We met up last month so I could get a feel for the community and the potential job. For me, I was also there to test him and test myself. I need to know that this man is safe. I need to know that he won’t try to control me, that he won’t try hurt me in any way.

In a sense, I feel badly because I have countless tests that he needs to pass. If anything, I’m looking for reasons not to trust him. (But so far, he’s exceeded my expectations.)

This is where the ‘no’ test comes in. I didn’t realize it had a label until today, but it makes complete sense. How do you spot a controller/abuser early? Change your mind or say ‘no’ and see how they react.

I said two pretty big ‘no’s to him. Firstly, ‘no’ to physical contact. He leaned in for a kiss, and when I realized it would be more than just one, I couldn’t. Sorry; cannot. Maybe next time, but not now. Nope. He stopped and was actually respectful about it. No anger, no resentment. About a week later, I told him that I wouldn’t apply for the position he’d talked to me about. He seemed a bit disappointed, but said for the second or third time that it was most important that I felt certain about it, that I needed to make the right decision for me.

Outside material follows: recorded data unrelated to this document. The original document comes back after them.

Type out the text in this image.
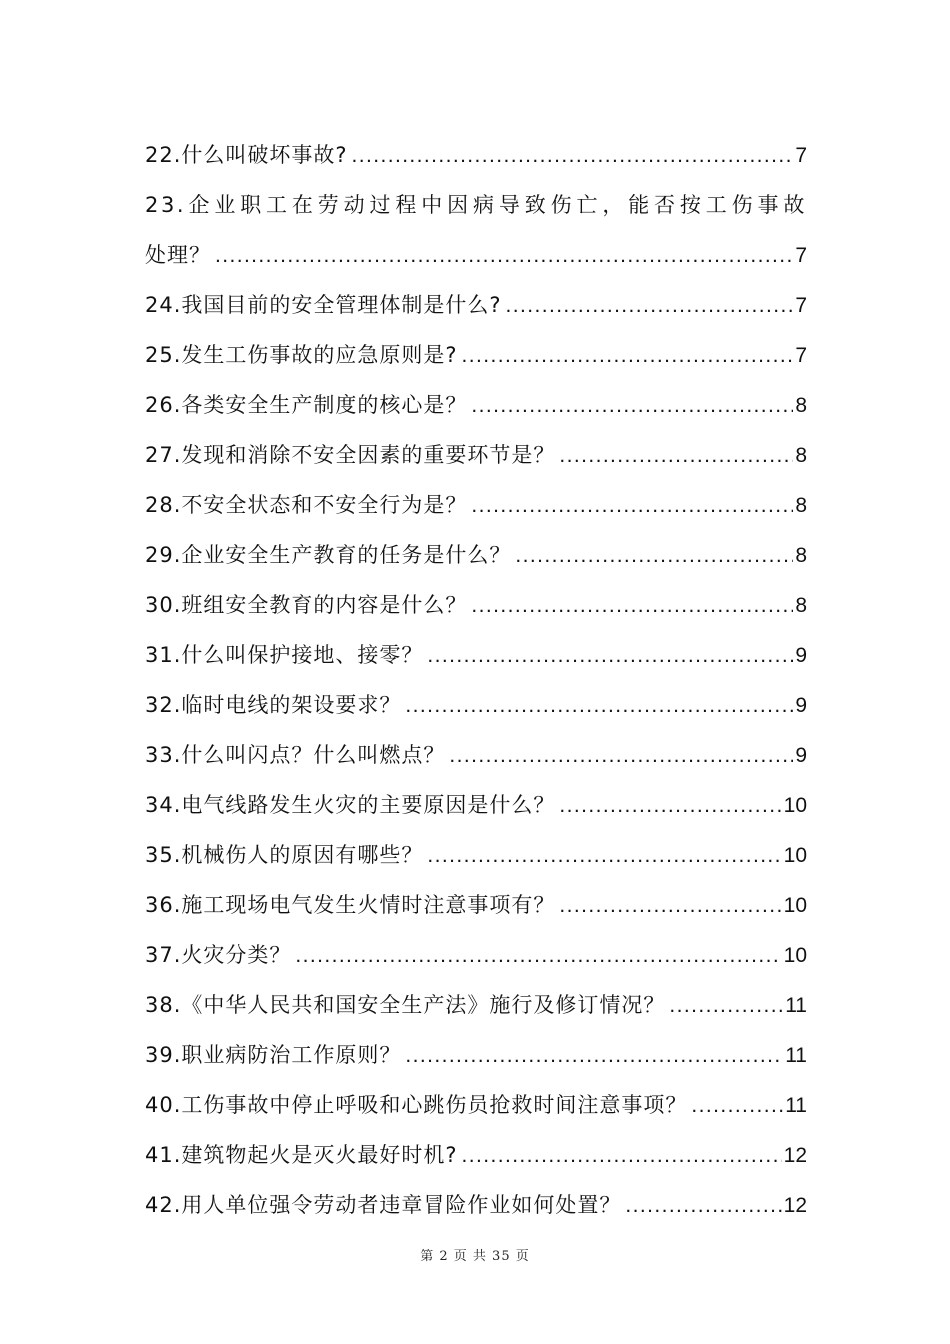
22.什么叫破坏事故? .....	7
23.企业职工在劳动过程中因病导致伤亡，能否按工伤事故
处理？ .....	7
24.我国目前的安全管理体制是什么? .....	7
25.发生工伤事故的应急原则是? .....	7
26.各类安全生产制度的核心是？ .....	8
27.发现和消除不安全因素的重要环节是？ .....	8
28.不安全状态和不安全行为是？ .....	8
29.企业安全生产教育的任务是什么？ .....	8
30.班组安全教育的内容是什么？ .....	8
31.什么叫保护接地、接零？ .....	9
32.临时电线的架设要求？ .....	9
33.什么叫闪点？什么叫燃点？ .....	9
34.电气线路发生火灾的主要原因是什么？ .....	10
35.机械伤人的原因有哪些？ .....	10
36.施工现场电气发生火情时注意事项有？ .....	10
37.火灾分类？ .....	10
38.《中华人民共和国安全生产法》施行及修订情况？ .....	11
39.职业病防治工作原则？ .....	11
40.工伤事故中停止呼吸和心跳伤员抢救时间注意事项？ .....	11
41.建筑物起火是灭火最好时机? .....	12
42.用人单位强令劳动者违章冒险作业如何处置？ .....	12
第 2 页 共 35 页
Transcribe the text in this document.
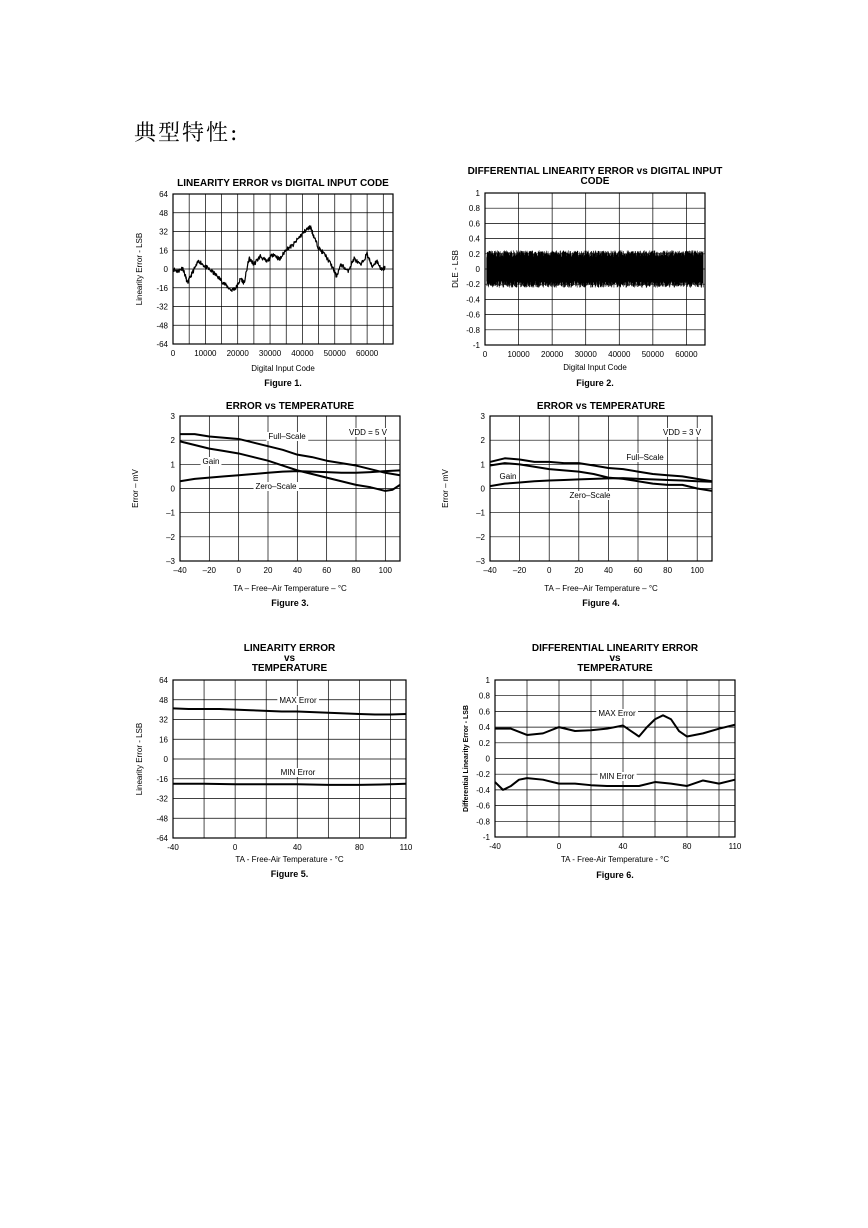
典型特性:
LINEARITY ERROR vs DIGITAL INPUT CODE
0 10000 20000 30000 40000 50000 60000
-64
-48
-32
-16
0
16
32
48
64
Digital Input Code
Linearity Error - LSB
Figure 1.
DIFFERENTIAL LINEARITY ERROR vs DIGITAL INPUT
CODE
0	10000 20000 30000 40000 50000 60000
-1
-0.8
-0.6
-0.4
-0.2
0
0.2
0.4
0.6
0.8
1
Digital Input Code
DLE - LSB
Figure 2.
ERROR vs TEMPERATURE
–40 –20	0	20	40	60	80 100
–3
–2
–1
0
1
2
3
TA – Free–Air Temperature – °C
Error – mV
Figure 3.
VDD = 5 V
Full–Scale
Gain
Zero–Scale
ERROR vs TEMPERATURE
–40 –20	0	20	40	60	80 100
–3
–2
–1
0
1
2
3
TA – Free–Air Temperature – °C
Error – mV
Figure 4.
VDD = 3 V
Full–Scale
Gain
Zero–Scale
LINEARITY ERROR
vs
TEMPERATURE
-40	0	40	80	110
-64
-48
-32
-16
0
16
32
48
64
TA - Free-Air Temperature - °C
Linearity Error - LSB
Figure 5.
MAX Error
MIN Error
DIFFERENTIAL LINEARITY ERROR
vs
TEMPERATURE
-40	0	40	80	110
-1
-0.8
-0.6
-0.4
-0.2
0
0.2
0.4
0.6
0.8
1
TA - Free-Air Temperature - °C
Differential Linearity Error - LSB
Figure 6.
MAX Error
MIN Error
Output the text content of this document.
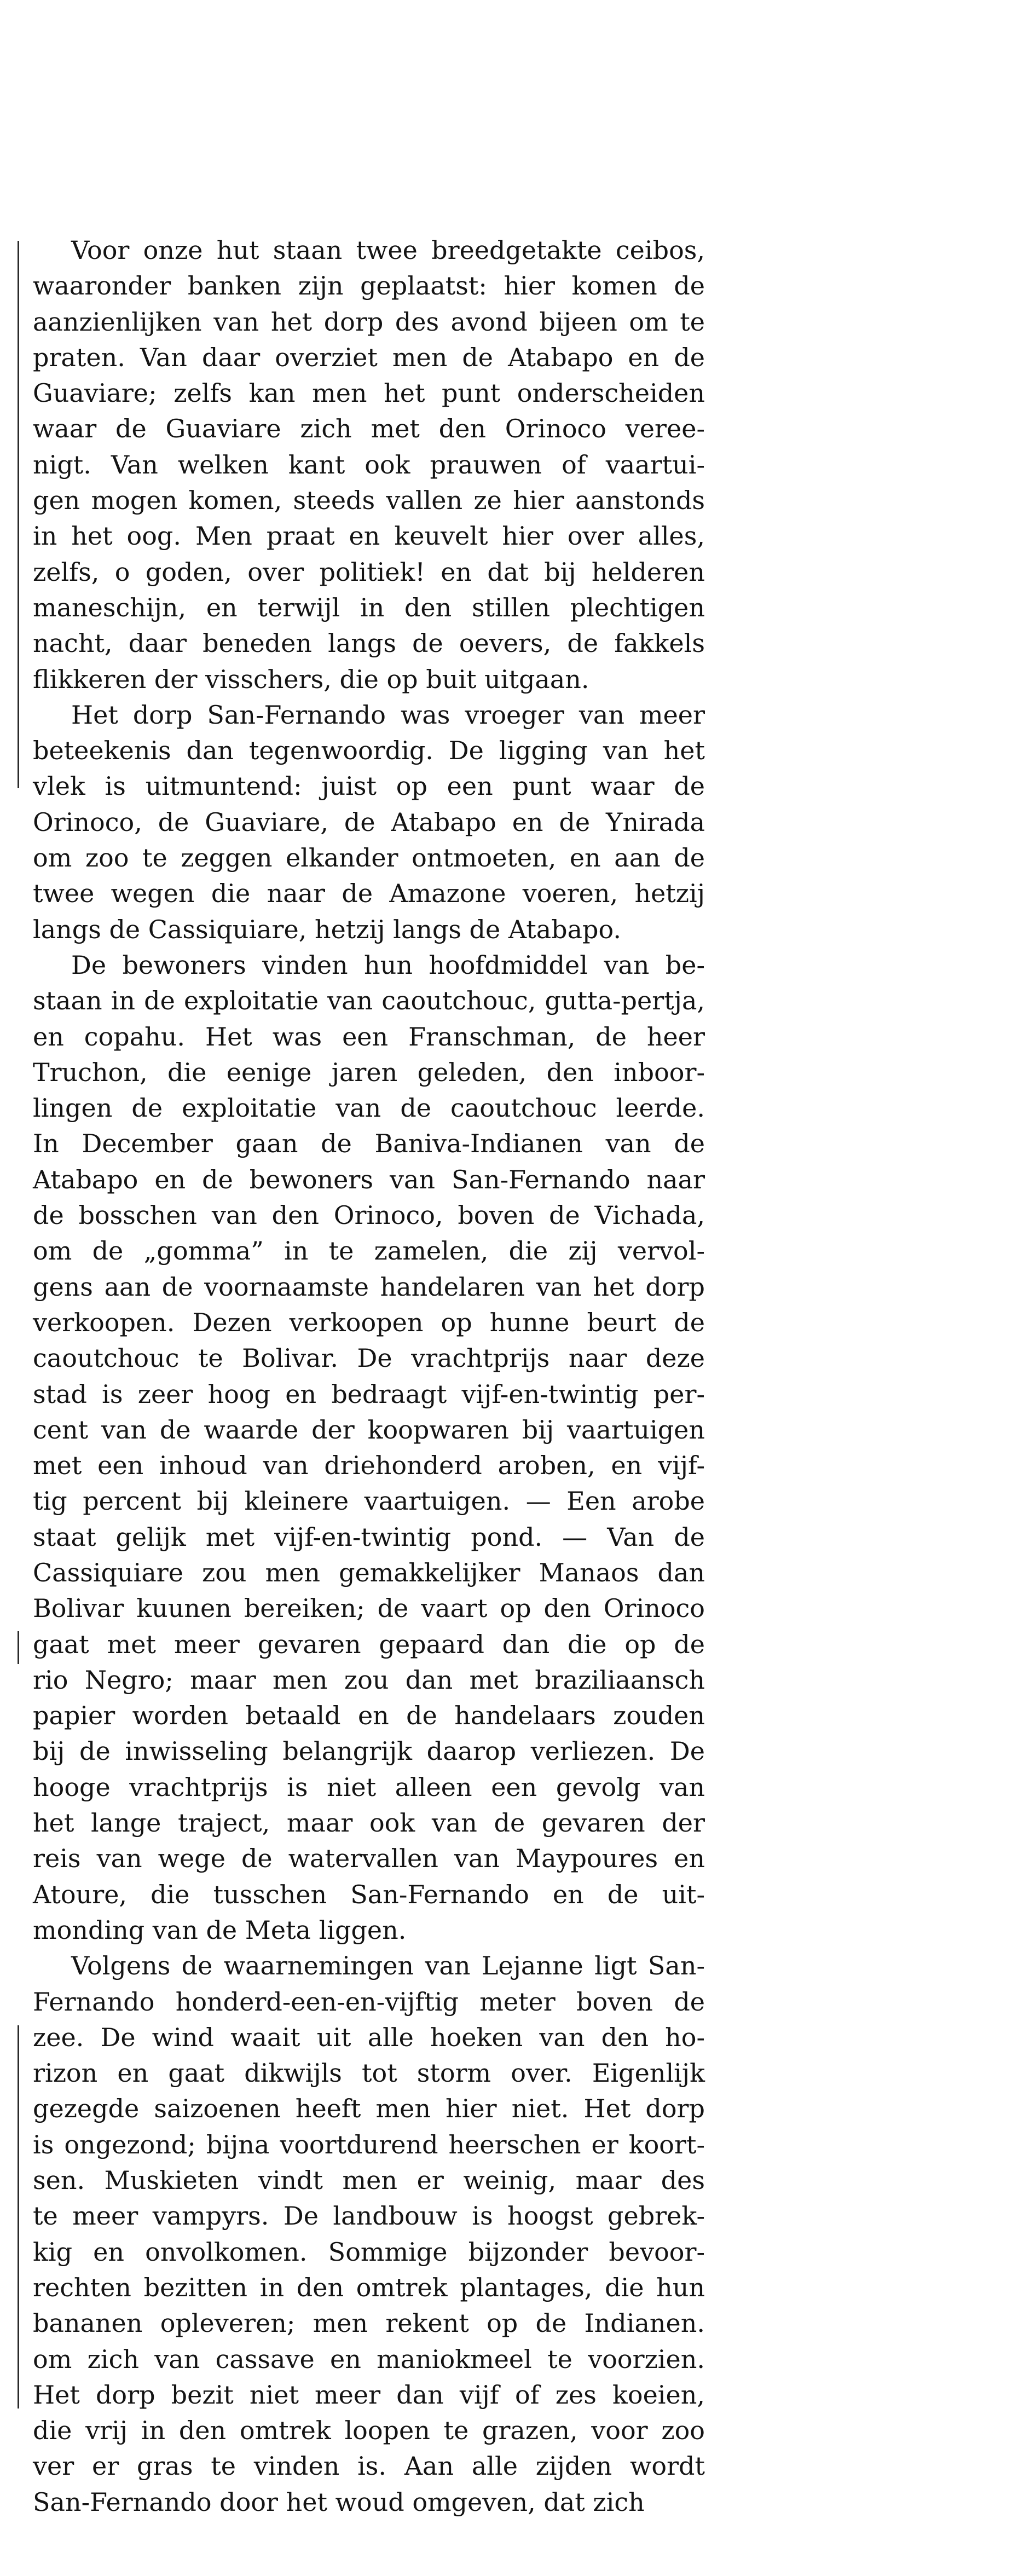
Voor onze hut staan twee breedgetakte ceibos,
waaronder banken zijn geplaatst: hier komen de
aanzienlijken van het dorp des avond bijeen om te
praten. Van daar overziet men de Atabapo en de
Guaviare; zelfs kan men het punt onderscheiden
waar de Guaviare zich met den Orinoco veree-
nigt. Van welken kant ook prauwen of vaartui-
gen mogen komen, steeds vallen ze hier aanstonds
in het oog. Men praat en keuvelt hier over alles,
zelfs, o goden, over politiek! en dat bij helderen
maneschijn, en terwijl in den stillen plechtigen
nacht, daar beneden langs de oevers, de fakkels
flikkeren der visschers, die op buit uitgaan.
Het dorp San-Fernando was vroeger van meer
beteekenis dan tegenwoordig. De ligging van het
vlek is uitmuntend: juist op een punt waar de
Orinoco, de Guaviare, de Atabapo en de Ynirada
om zoo te zeggen elkander ontmoeten, en aan de
twee wegen die naar de Amazone voeren, hetzij
langs de Cassiquiare, hetzij langs de Atabapo.
De bewoners vinden hun hoofdmiddel van be-
staan in de exploitatie van caoutchouc, gutta-pertja,
en copahu. Het was een Franschman, de heer
Truchon, die eenige jaren geleden, den inboor-
lingen de exploitatie van de caoutchouc leerde.
In December gaan de Baniva-Indianen van de
Atabapo en de bewoners van San-Fernando naar
de bosschen van den Orinoco, boven de Vichada,
om de „gomma” in te zamelen, die zij vervol-
gens aan de voornaamste handelaren van het dorp
verkoopen. Dezen verkoopen op hunne beurt de
caoutchouc te Bolivar. De vrachtprijs naar deze
stad is zeer hoog en bedraagt vijf-en-twintig per-
cent van de waarde der koopwaren bij vaartuigen
met een inhoud van driehonderd aroben, en vijf-
tig percent bij kleinere vaartuigen. — Een arobe
staat gelijk met vijf-en-twintig pond. — Van de
Cassiquiare zou men gemakkelijker Manaos dan
Bolivar kuunen bereiken; de vaart op den Orinoco
gaat met meer gevaren gepaard dan die op de
rio Negro; maar men zou dan met braziliaansch
papier worden betaald en de handelaars zouden
bij de inwisseling belangrijk daarop verliezen. De
hooge vrachtprijs is niet alleen een gevolg van
het lange traject, maar ook van de gevaren der
reis van wege de watervallen van Maypoures en
Atoure, die tusschen San-Fernando en de uit-
monding van de Meta liggen.
Volgens de waarnemingen van Lejanne ligt San-
Fernando honderd-een-en-vijftig meter boven de
zee. De wind waait uit alle hoeken van den ho-
rizon en gaat dikwijls tot storm over. Eigenlijk
gezegde saizoenen heeft men hier niet. Het dorp
is ongezond; bijna voortdurend heerschen er koort-
sen. Muskieten vindt men er weinig, maar des
te meer vampyrs. De landbouw is hoogst gebrek-
kig en onvolkomen. Sommige bijzonder bevoor-
rechten bezitten in den omtrek plantages, die hun
bananen opleveren; men rekent op de Indianen.
om zich van cassave en maniokmeel te voorzien.
Het dorp bezit niet meer dan vijf of zes koeien,
die vrij in den omtrek loopen te grazen, voor zoo
ver er gras te vinden is. Aan alle zijden wordt
San-Fernando door het woud omgeven, dat zich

The confidence boost that these situations gave me has been incredible. My energy and motivation, my ability to complete tasks and even sleep at night, has increased exponentially.

The road ahead is still long, but the ‘no’ test is just one of many ways that we can protect our future selves, friends, and family, from being trampled on.

I recommend listening to this Australian radio program called Focus, where Rob Andrew, the domestic violence counsellor who named this test, talks about it with the host, and you also hear from survivors and other callers who have questions.